En effet, dans cette affaire, la victime a subi des dommages corporels lors d'un accident de V.T.T., dont elle impute la responsabilité à l'assuré d'Aviva Canada inc. (ci-après "Aviva"). Un impact a eu lieu entre le V.T.T. sur lequel la victime prenait place et celui conduit par l'assuré d'Aviva, ce dernier étant d'ailleurs décédé des suites des évènements.
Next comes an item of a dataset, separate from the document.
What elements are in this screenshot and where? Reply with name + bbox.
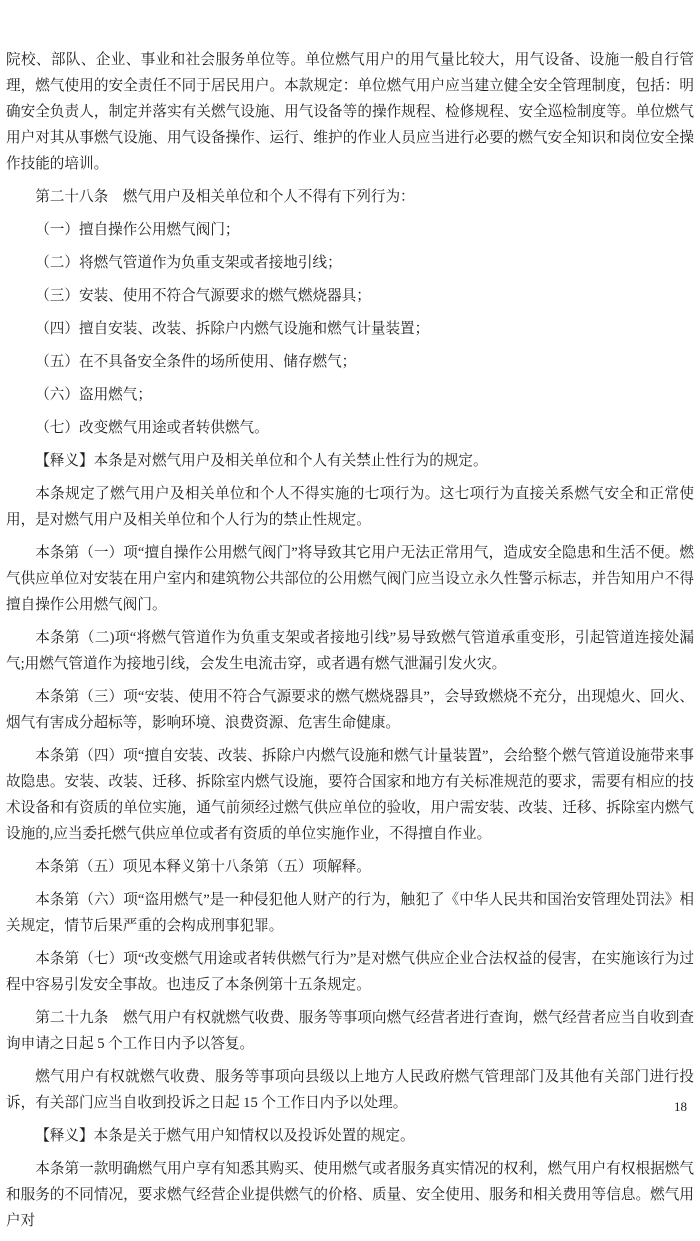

Dans les semaines qui ont suivi l'accident, la victime a présenté une réclamation à l'expert en sinistres désigné par Aviva, dans laquelle elle incluait divers dommages, dont la perte d'une semaine de travail.

Des échanges ont alors eu lieu entre l'expert en sinistres et la victime et un chèque de 3 443,67$ lui a été remis. L'expert en sinistres lui a aussi fait signer un formulaire de décharge qui visait toute demande en dommages prévue par la loi. Le formulaire libérait Aviva de toute action et cause d'action pour préjudices ou dommages de tout genre reliés à l'accident de V.T.T.

Or, la victime a par la suite poursuivi Aviva en dommages-intérêts pour les prétendues fautes de son assuré, et ce, pour la somme de 95 000$. Dans sa requête au tribunal, elle a demandé l'annulation du formulaire de quittance pour cause d'erreur.

Dans son jugement, le tribunal accueille la demande d'annulation de la transaction signée par la victime et explique que les conséquences de la signature d'un tel document n'avaient certainement pas été suffisamment abordées.

Le tribunal conclut que les discussions entre l'expert en sinistres et la victime avaient probablement porté uniquement sur les dommages matériels découlant de l'accident et non pas de la réclamation pour dommages corporels. Le tribunal traite de l'obligation de renseignements qu'avait l'expert en sinistres à l'égard de la victime.

On comprend donc des propos du juge Fournier qu'un expert en sinistres qui présente un formulaire de quittance pour toute réclamation de la victime, avant judiciarisation, doit lui expliquer les tenants et aboutissants du document. Nous recommandons même de conserver des preuves des explications qui sont alors fournies. De cette façon, il y a beaucoup moins de risques que la quittance soit finalement jugée nulle par un tribunal.